Currently the requests to NASDAQ to fetch index information is not cached nor rate limited.
This should be able to be solved by passing the CachedRateLimiter session to the function _fetch_names_and_symbols and calling session.get(...) instead of requests.get(...).

def _fetch_names_and_symbols(
    index: str,
    session: requests.Session,
    *,
    query_params: Dict = {},
    headers: Dict = {},
    filter_symbols: Optional[Callable] = None,
) -> Union[Exception, Tuple[List[str], List[str]]]:
    """ """
    ...
    response = session.get(
        url,
        params=query_params,
        headers=headers,
    )
    ...

The above suggestion works (but only minimal testing). Try implement across the library.

/W 🐈

Nasdaq index weighting not working on weekends

The link to the weighting of an index, try OMXS30 weighting and set start date to either a Saturday or Sunday, does not produce any weights on weekends consequently resulting in no ticker symbols being retrieved.

To fix this we should check if today in nasdaq_requests.py is a weekday before continuing

today = datetime.today().strftime("%Y-%m-%d")
params = {
    "tradeDate": f"{today}T00:00:00.000",
    "timeOfDay": "SOD",
}

Argument chooses closing/opening etc. price for yf Ticker

Add an argument to the fetch_data() function in Dataset to allow to save different time-of-day data.

OR we can just save all the types, and then let the user chose e.g. 'Closing' when retrieving it as a numpy array?..
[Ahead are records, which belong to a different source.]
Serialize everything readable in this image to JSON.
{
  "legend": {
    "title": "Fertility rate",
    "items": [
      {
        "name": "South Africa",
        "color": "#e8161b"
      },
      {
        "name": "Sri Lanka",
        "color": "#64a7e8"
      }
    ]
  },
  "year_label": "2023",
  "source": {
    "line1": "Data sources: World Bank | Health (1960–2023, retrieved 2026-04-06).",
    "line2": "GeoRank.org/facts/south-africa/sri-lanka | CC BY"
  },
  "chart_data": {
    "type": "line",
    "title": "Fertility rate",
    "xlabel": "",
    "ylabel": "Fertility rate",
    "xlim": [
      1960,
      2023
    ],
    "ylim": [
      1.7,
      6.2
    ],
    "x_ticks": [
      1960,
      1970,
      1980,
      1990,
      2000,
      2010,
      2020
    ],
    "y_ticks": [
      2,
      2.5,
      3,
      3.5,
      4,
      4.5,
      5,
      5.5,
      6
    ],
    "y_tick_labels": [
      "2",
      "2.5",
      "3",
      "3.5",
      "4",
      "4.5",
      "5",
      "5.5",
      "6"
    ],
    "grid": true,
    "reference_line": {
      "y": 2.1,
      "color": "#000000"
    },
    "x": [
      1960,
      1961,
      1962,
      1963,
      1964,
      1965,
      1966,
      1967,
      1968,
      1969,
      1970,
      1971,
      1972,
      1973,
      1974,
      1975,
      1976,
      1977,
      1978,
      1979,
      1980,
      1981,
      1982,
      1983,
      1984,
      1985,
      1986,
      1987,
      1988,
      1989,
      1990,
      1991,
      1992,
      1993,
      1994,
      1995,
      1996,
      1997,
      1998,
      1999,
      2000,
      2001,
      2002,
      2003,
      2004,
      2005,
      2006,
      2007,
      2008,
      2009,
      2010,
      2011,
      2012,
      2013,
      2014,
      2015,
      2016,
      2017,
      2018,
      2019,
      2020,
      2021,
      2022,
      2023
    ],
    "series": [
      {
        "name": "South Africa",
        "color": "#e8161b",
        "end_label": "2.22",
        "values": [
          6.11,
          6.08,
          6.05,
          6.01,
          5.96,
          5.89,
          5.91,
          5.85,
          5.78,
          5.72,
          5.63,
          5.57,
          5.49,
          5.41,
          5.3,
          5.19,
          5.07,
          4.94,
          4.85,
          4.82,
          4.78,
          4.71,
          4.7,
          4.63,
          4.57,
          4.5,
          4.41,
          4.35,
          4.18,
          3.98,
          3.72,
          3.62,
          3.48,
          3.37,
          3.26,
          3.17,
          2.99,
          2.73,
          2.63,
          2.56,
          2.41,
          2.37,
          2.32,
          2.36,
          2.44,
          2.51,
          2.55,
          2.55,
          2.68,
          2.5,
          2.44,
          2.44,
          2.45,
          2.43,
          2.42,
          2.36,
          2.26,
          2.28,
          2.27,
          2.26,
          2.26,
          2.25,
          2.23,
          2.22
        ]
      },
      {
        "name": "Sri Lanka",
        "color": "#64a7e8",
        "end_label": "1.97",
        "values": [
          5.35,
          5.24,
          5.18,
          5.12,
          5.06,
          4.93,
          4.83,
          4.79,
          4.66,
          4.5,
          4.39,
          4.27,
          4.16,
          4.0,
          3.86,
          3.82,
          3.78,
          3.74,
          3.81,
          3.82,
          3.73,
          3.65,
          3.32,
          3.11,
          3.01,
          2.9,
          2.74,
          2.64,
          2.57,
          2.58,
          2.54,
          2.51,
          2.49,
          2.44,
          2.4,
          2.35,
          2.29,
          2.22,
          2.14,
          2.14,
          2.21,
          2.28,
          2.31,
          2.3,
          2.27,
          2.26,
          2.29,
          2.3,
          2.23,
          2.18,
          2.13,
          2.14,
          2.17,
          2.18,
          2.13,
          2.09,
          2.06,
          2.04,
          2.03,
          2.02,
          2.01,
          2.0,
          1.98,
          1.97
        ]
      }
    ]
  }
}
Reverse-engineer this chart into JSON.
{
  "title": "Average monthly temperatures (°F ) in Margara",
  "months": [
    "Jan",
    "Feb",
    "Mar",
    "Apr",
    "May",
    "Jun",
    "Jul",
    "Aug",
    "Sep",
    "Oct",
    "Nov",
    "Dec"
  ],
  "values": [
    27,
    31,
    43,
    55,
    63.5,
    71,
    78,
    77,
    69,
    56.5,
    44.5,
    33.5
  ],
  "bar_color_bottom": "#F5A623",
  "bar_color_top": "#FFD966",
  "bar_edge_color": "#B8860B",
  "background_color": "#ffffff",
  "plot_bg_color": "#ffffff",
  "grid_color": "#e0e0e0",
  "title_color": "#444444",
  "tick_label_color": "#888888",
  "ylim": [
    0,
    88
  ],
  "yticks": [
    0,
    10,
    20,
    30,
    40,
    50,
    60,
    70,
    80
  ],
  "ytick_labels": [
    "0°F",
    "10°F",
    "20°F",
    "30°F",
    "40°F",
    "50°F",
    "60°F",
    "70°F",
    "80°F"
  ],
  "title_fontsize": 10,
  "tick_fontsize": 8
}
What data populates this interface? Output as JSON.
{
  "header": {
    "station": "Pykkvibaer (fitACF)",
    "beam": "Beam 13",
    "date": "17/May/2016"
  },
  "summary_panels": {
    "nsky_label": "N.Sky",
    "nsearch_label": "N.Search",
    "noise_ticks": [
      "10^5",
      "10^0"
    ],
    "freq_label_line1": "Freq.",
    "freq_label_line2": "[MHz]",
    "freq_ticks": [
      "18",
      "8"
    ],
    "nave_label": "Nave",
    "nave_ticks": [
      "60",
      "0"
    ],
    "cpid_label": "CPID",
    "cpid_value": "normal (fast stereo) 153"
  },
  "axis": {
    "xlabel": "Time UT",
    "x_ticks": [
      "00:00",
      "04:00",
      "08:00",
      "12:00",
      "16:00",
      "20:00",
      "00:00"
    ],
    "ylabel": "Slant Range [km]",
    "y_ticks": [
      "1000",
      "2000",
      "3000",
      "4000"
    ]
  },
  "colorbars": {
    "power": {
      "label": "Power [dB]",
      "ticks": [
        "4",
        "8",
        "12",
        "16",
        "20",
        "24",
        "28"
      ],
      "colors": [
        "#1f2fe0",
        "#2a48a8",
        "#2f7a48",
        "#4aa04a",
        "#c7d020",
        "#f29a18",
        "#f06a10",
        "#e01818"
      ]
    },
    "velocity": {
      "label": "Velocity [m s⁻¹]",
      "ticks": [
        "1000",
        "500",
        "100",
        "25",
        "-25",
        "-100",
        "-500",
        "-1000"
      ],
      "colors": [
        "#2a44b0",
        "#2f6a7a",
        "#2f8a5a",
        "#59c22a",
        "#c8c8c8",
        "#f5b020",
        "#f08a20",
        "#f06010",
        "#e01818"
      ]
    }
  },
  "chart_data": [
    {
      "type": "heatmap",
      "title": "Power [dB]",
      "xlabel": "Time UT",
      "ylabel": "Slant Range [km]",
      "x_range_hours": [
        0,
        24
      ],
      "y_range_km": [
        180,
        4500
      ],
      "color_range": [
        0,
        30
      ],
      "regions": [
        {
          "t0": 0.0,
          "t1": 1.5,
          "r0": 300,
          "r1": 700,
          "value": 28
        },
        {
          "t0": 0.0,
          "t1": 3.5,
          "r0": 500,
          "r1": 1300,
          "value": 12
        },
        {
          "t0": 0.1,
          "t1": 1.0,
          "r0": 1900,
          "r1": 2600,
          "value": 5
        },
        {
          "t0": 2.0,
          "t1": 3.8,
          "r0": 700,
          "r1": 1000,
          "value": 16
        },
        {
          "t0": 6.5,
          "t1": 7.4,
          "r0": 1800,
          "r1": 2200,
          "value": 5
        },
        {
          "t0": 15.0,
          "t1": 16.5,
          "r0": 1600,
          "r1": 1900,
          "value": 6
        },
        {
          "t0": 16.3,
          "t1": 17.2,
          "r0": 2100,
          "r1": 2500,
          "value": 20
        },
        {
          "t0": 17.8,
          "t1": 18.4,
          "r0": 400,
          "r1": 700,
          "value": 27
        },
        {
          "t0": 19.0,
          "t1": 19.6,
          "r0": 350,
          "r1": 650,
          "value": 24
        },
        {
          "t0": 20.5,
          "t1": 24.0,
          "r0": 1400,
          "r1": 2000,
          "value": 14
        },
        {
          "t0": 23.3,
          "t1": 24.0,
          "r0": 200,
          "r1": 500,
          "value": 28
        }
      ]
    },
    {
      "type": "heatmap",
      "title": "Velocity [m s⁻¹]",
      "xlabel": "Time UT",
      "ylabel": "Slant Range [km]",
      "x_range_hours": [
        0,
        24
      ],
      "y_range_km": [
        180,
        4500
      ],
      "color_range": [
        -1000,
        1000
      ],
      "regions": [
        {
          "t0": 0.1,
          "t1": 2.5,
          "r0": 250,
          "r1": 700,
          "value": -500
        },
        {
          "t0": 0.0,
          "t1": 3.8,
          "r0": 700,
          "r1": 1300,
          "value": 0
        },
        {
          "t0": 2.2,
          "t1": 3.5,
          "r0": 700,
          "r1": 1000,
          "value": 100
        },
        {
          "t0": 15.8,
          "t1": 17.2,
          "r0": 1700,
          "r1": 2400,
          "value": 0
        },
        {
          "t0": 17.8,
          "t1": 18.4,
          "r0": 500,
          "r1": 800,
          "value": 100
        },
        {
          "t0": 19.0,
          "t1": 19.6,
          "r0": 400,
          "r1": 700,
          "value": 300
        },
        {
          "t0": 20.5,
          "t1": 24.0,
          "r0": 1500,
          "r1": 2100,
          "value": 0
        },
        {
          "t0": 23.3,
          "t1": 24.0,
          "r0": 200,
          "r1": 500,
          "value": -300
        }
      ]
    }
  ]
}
Fix all mypy static type-checking errors

Currently the static typing in the finq code contains some errors.
You can see these by running poetry run mypy finq.
These should be resolved.

classes and functions need documentation

Currently almost no classes or functions are documented. All classes and functions should be completely documented, preferably according to PEP8 standard.

Someone please do this :)

Prepare PyPI release

Some open questions

what name do we want on PyPI?

currently finq is already taken
we could do py-finq ? pyfinq ? finqpy ? something else?
please comment with suggestion

Chores

update pyproject.toml
- authors,
- version,
- description,
- etc ?..
create setup.py (?)
do we want CD workflow? deploy automatically to PyPI? might be a bit too much, we don't wanna do a lot of realeses?... thoughts?

Create load function for Dataset

Currently there is is functionality to optionally save the fetched tickers data, but no way to check for saved data and load it if it exists.

DOD: upon fetch attempt, looks locally for saved tickers and loads them instead of fetching them if they were previously saved.

index tickers varies through time

Current implementation gets the index tickers from today and assumes that it is the components of the index throughout the historical data that's downloaded. Instead, the index components should be retrieved continuously to assure an that the correct stocks are used as index components.

yfinance requests should be mocked in unit tests

Currently the unit tests perform real requests to Yahoo! Finance and nasdaq to test functionality. These should be mocked. Otherwise running the unit tests will take too long and the github actions will potentially cost a lot of money.

Look into using unittest.mock to mock all get requests.